- In January, orders for heavy-duty trucks rose to their highest monthly levels since March 2006, DC Velocity reported.
- FTR, which tracks commercial fleet activity, reported net new orders grew to 47,200 units in January, a 28% increase from December, and 116% higher than in January 2017. American Central Transport (ACT), another industry tracker, reports gains of 41% since December and roughly 107% YoY.
- The higher than usual order activity is attributed to a growing supply versus demand imbalance, as tight capacity, intensified by the industry's reaction to the Electronic Logging Device (ELD) mandate, as well as more stringent federal food transport compliance standards, is driving away owner-operators who formerly hauled food.

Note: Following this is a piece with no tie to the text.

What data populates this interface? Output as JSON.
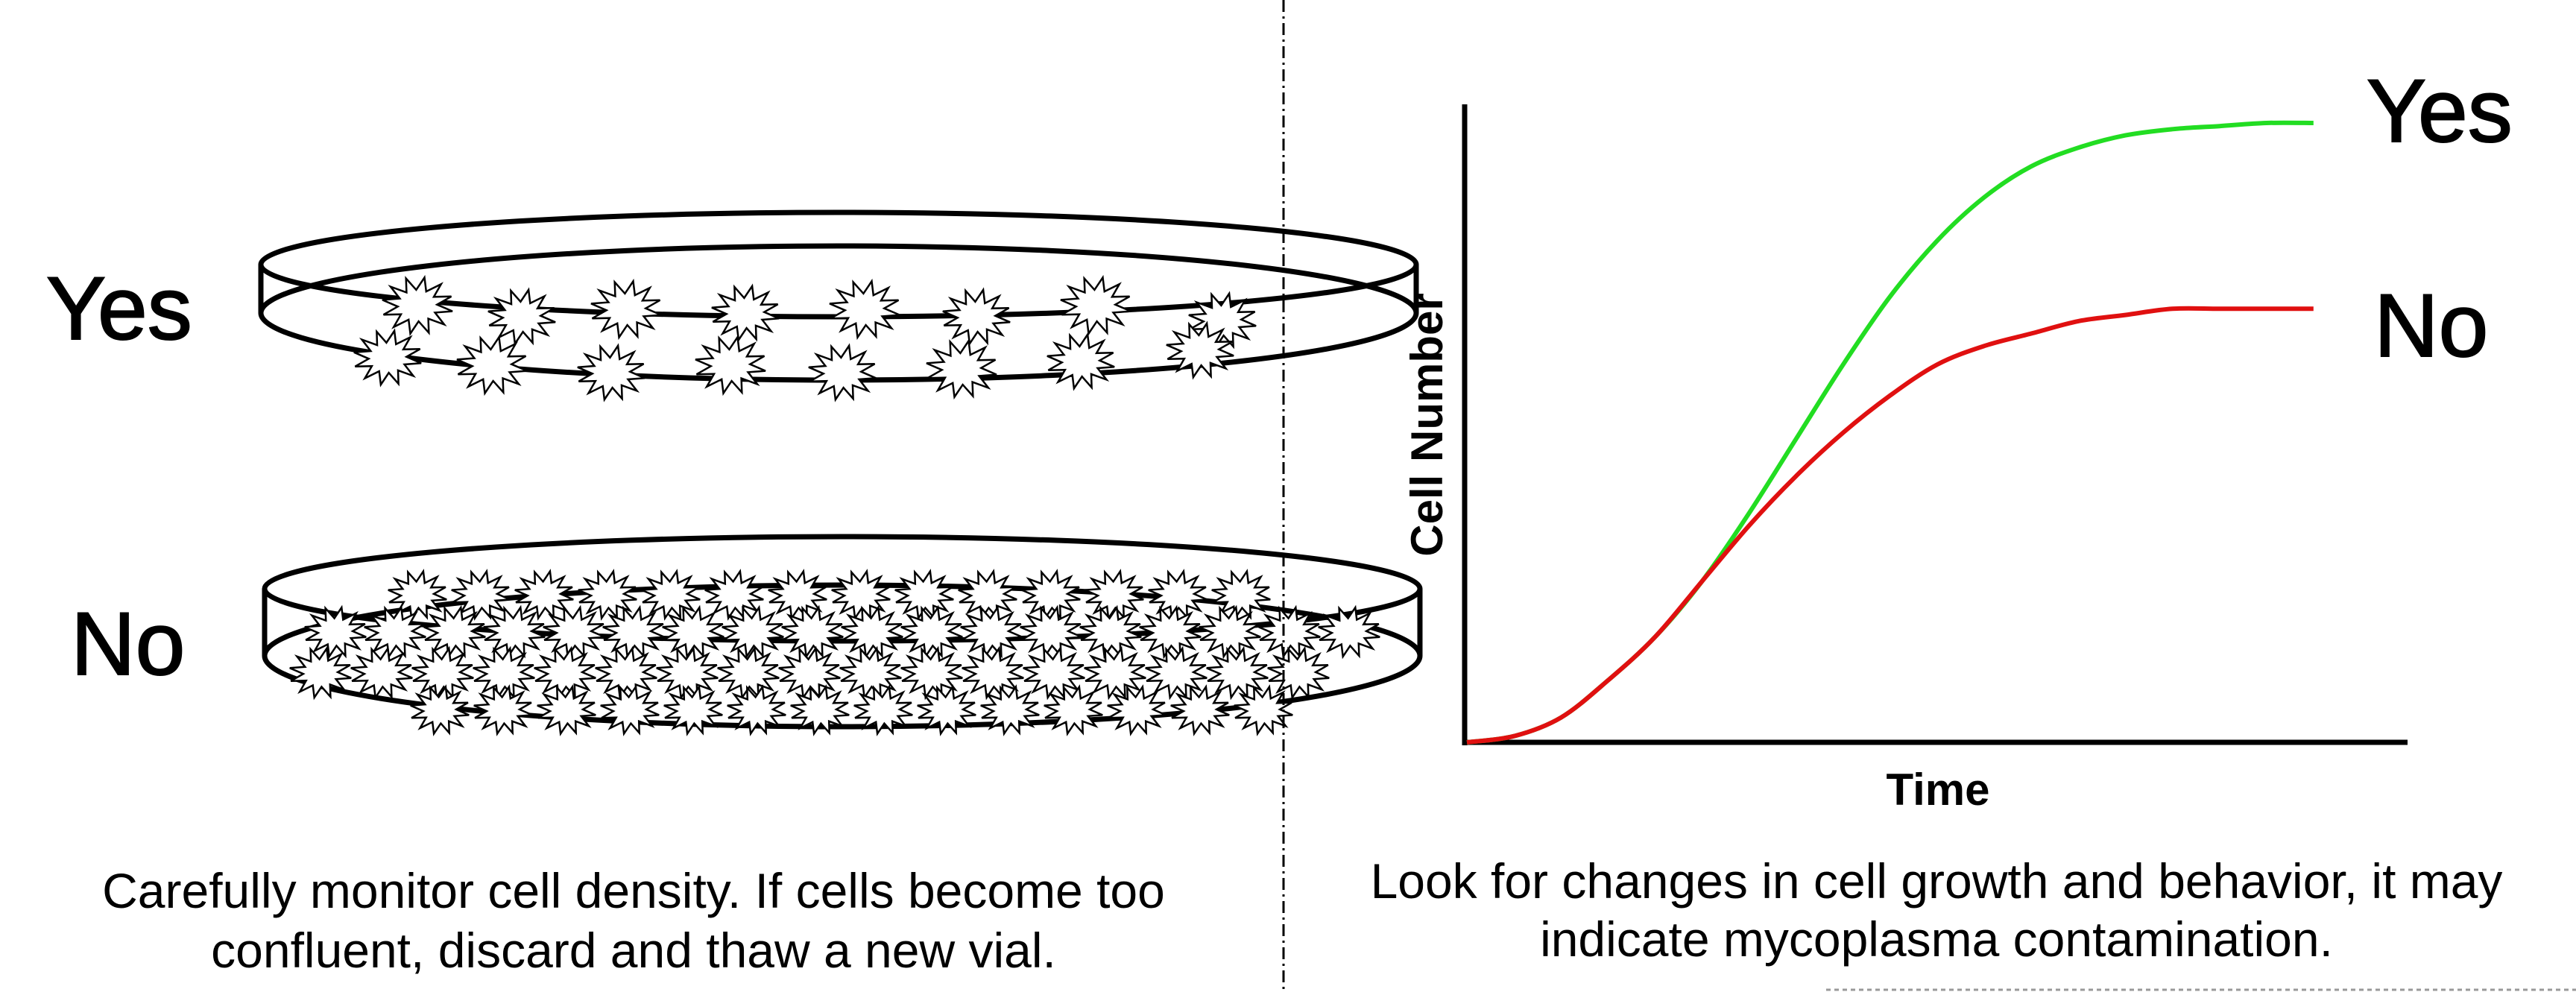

The convergence of capacity shortages with new laws is having a serious impact on the trucking industry.
Ripples are appearing all throughout the industry; increased truck orders are a symptom, experts say.
"Capacity utilization is near 100%, so carriers see the opportunity to acquire additional business by expanding their fleets," Avery Vise, vice president of trucking research at FTR, told Supply Chain Dive.
Spot market rates are likely to feel the impact of additional vehicle purchases, as well.
"We expect that active truck utilization will remain high throughout the year and that spot-market rates will remains strong as well," Vise said. "The economy is growing faster than expected, and this is creating more freight than expected."
As a result, change is unlikely to come soon.
"Even with fleet growth, capacity will remain fairly tight because of strong freight demand," Vise said. "However, the commitment to buy additional trucks will also place even greater stress on the very tight supply of drivers. We expect driver wages and incentives to continue to grow through the year. Fortunately, the recent tax reform package provides some resources for carriers to do that."